Appellant Paul Picone appeals from the trial court's June 28, 2022 final judgment, which dismissed with prejudice his claims for legal malpractice, breach of fiduciary duty, and fraud and awarded appellees Gary Cruciani and McKool Smith, P.C. (together, McKool Smith) attorney's fees, costs, and interest. In two appellate issues, Picone contends the trial court erred in compelling arbitration and in confirming the arbitrator's award in the absence of an agreement to arbitrate between these parties.

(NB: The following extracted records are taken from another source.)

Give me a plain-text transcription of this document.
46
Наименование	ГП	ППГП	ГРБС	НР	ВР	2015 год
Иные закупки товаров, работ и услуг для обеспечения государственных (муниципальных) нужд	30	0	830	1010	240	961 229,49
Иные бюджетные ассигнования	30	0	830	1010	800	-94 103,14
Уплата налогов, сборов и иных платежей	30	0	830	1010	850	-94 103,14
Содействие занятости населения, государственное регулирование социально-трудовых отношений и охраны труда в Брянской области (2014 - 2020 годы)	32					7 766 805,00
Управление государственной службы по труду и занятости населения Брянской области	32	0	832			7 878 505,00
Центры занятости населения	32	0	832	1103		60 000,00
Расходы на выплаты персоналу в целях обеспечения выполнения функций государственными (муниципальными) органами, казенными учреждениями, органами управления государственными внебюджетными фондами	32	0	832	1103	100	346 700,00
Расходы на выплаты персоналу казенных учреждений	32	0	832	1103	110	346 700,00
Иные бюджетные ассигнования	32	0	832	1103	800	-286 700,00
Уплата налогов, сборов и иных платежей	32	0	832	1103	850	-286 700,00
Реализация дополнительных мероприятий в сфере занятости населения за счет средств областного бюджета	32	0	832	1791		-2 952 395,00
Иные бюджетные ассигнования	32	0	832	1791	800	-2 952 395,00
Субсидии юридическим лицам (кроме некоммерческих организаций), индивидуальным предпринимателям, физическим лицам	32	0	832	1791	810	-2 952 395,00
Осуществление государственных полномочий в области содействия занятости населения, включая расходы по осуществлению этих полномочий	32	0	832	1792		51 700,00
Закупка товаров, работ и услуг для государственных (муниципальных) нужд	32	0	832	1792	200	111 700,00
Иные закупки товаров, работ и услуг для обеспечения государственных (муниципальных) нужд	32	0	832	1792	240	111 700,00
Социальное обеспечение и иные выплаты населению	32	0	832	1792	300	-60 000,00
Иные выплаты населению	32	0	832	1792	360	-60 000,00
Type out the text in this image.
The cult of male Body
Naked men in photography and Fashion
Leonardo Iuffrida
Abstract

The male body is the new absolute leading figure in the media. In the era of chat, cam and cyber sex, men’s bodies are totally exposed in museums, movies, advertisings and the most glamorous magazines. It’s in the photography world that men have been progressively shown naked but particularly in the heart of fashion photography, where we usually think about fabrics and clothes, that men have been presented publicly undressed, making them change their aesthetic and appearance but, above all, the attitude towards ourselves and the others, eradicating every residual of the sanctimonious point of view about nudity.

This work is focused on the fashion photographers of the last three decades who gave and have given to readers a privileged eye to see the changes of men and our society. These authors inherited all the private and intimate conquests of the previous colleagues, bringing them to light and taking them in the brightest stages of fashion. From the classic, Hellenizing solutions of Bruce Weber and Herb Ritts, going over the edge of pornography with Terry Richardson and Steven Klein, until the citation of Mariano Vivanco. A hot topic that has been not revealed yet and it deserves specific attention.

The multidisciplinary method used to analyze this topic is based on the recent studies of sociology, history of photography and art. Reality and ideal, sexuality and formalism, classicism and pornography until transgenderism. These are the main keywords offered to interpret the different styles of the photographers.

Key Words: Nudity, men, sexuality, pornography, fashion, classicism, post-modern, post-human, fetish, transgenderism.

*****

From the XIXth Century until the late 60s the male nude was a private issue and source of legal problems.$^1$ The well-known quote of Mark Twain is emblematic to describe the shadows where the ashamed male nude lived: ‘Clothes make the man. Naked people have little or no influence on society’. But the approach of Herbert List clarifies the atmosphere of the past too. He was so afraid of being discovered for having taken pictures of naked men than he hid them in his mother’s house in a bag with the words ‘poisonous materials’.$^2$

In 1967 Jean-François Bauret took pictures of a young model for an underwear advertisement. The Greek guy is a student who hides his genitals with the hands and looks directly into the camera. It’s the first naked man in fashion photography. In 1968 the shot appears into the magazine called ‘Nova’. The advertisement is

We affirm the trial court's judgment.
The court's judgment is titled "Order Granting Defendants' Motion to Lift Stay and Confirm Arbitration Award and Denying Plaintiff's Motion to Reconsider Order Compelling Arbitration and Staying Case."
Background
The lawsuit before us has complicated roots that involve these parties and a number of others, who have become entangled in business and legal matters over a number of years. For our purposes, we focus upon the legal disputes, representations, and resolutions that lead to the lawsuit and arbitration below.
2006 Dispute between OSI and Picone and PIC
Picone owned a company named Photographic Illustrators Corporation (PIC) that licensed his photographs to Osram Sylvania, Inc. (OSI). In 2006, a dispute arose between the parties concerning OSI's use of PIC's photographs outside the scope of the parties' license agreement. Wolf, Greenfield & Sacks (WGS) represented PIC and Picone in their efforts to resolve the dispute. The resulting agreement included a release of claims against OSI, a payment by OSI of $50,000, and new licensing terms by which OSI would pay a monthly royalty to PIC and PIC would provide Picone's photographic and imaging services to OSI (the 2006 Settlement Agreement). The parties agreed to resolve any disputes relating to the 2006 Settlement Agreement through arbitration. An initial recital states that this is an agreement between OSI and PIC, but-after signing for PIC as its president-Picone also signed the following statement:
INSOFAR as this Agreement calls for my personal services and/or deals with rights and/or obligations that I may have personally, I, Paul Picone[,] hereby acknowledge and agree to be bound by this Agreement.
2016 OSI Arbitration with Picone and PIC During the term of the 2006 Settlement Agreement, PIC became aware that copies of PIC Images in which it owned the copyrights were appearing on internet sites belonging to OSI's customers without a PIC copyright notice or attribution. PIC filed a number of copyright infringement actions against OSI's customers in federal courts; the suits were consolidated in Massachusetts. In January 2016, OSI intervened in the consolidated action and moved to refer the contract and copyright disputes between PIC and OSI to arbitration. According to Picone, WGS represented Picone and PIC until approximately "mid-2016," when WGS withdrew.
At approximately the same time, in June 2016, Picone "began to explore the possibility of selling PIC," and he began negotiating with Matt Fleeger to that end. On October 5, 2016, Picone finalized the sale of PIC through a Stock Purchase Agreement with Copyright Strategies, LLC (CSL), a company owned by Fleeger.The Stock Purchase Agreement contained a lengthy provision relating to resolution of disputes between the parties. Initially, any controversy or claim that arose out of the agreement was to be mediated. If the mediation was not successful, then the parties were to proceed to arbitration:
Picone's wife, Carolyn Picone, was also a party to the Stock Purchase Agreement. She is not a party to this suit.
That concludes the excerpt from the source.